One of the few benefits to this spartan existance is that I can gloat when neighbors have a power outage and are reduced to using candles and wondering if everything in their freezers will be lost.



Why do I do it? Because I am $30,000 far from “real” electrical service, the woods are beautiful and quiet, and I cannot imagine living in the city again. Oh… and it’s interesting self-educating yourself in the engineering, mathematician, and electrician trades.

nothing personal

– Last Updated: Feb-13-07 8:45 AM EST –

But why do you need a television? And notebook? And an iron?

I'm not trying tp pick on you, but my off the grid friends sound completely different. Does this sound like you when you go to an "on the grid" friends' house?

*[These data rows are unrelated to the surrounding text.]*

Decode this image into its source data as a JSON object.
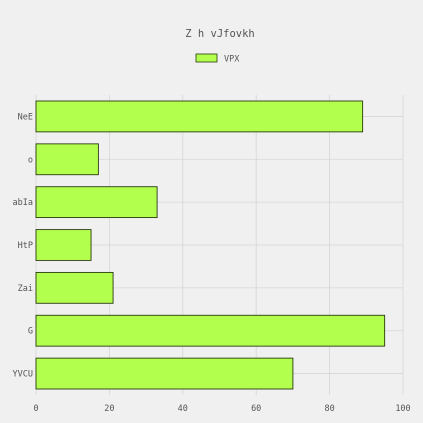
{
  "chart_data": {
    "type": "bar",
    "orientation": "horizontal",
    "title": "Z h  vJfovkh",
    "categories": [
      "NeE",
      "o",
      "abIa",
      "HtP",
      "Zai",
      "G",
      "YVCU"
    ],
    "series": [
      {
        "name": "VPX",
        "values": [
          89,
          17,
          33,
          15,
          21,
          95,
          70
        ]
      }
    ],
    "xlim": [
      0,
      100
    ],
    "xticks": [
      0,
      20,
      40,
      60,
      80,
      100
    ],
    "xlabel": "",
    "ylabel": "",
    "grid": true,
    "legend_position": "top-center",
    "colors": {
      "bar_fill": "#b3ff4d",
      "bar_stroke": "#2a3a10",
      "grid": "#d6d6d6",
      "text": "#555555",
      "background": "#f0f0f0"
    }
  }
}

I think it's a lifestyle change. If you're used to finding your work and play outside, you'll adjust. If you're used to having TV, electric lights, a washer and dryer, etc., you'll have a tougher time adjusting.

After all, Richard Proenekke didn't need any energy.

link to off the grid site:
http://www.gaiam.com/retail/solarliving



Off the grid living…



Got a running stream on your place? use hydropower to generate electricity 24/7…



Back before Y2K, I went Solar, wired every room in my home for 12 Volts, installed the required deep cycle battery bank, and augmented the solar with a wind turbine…I installed a generator (Propane) and the electrical switching for the automatic switch from commercial to generator/battery power, even dug a well and installed a 12V pump for it.



Same design for the water, a 500 gallon tank placed above the roofline on a scaffold to gravity feed water to the house. Solar water heater for hot water, feed through the commercial hot water heater, through the propane powered on demand heater, to the faucets.



Now, I bought the components, did the work myself, (Always helps to understand the inner workings, it saves money on repair bills later)and completed the work 6 months prior to the event to get used to the system and make minor changes/tweaks…



Was it in vain? Y2K was a bust…so I’m out all that money, right?..nope…



Alabama is Tornado Country, even the thunderstorms are rough…I’m powered up and running when everyone else is in the dark, and with a reverse meter, the power I generate is returned to the grid and I get a rebate on my commercial bill from the local utility.



hooah!

Voltage control and combustion fridge
Voltage control is simple. Any good charge controler has voltage control built in. Building a house to run on 12V isn’t any harder(actually easier) than building for 120V. RV can run easily with nothing more than 12V systems.



By using water power combined with solar and perhaps wind(I don’t care for wind–not reliable) along with your battery banks a reliable power supply can be setup and maintained.



The kerosene domestic refridgerator burns 1.5 to 1.75 gallons per week. You do have to refill the fridge every 2 or 3 weeks with fuel. To adjust the temperature you adjust the flame–no thermostat.



I would also think about a composting toilet instead of septic system.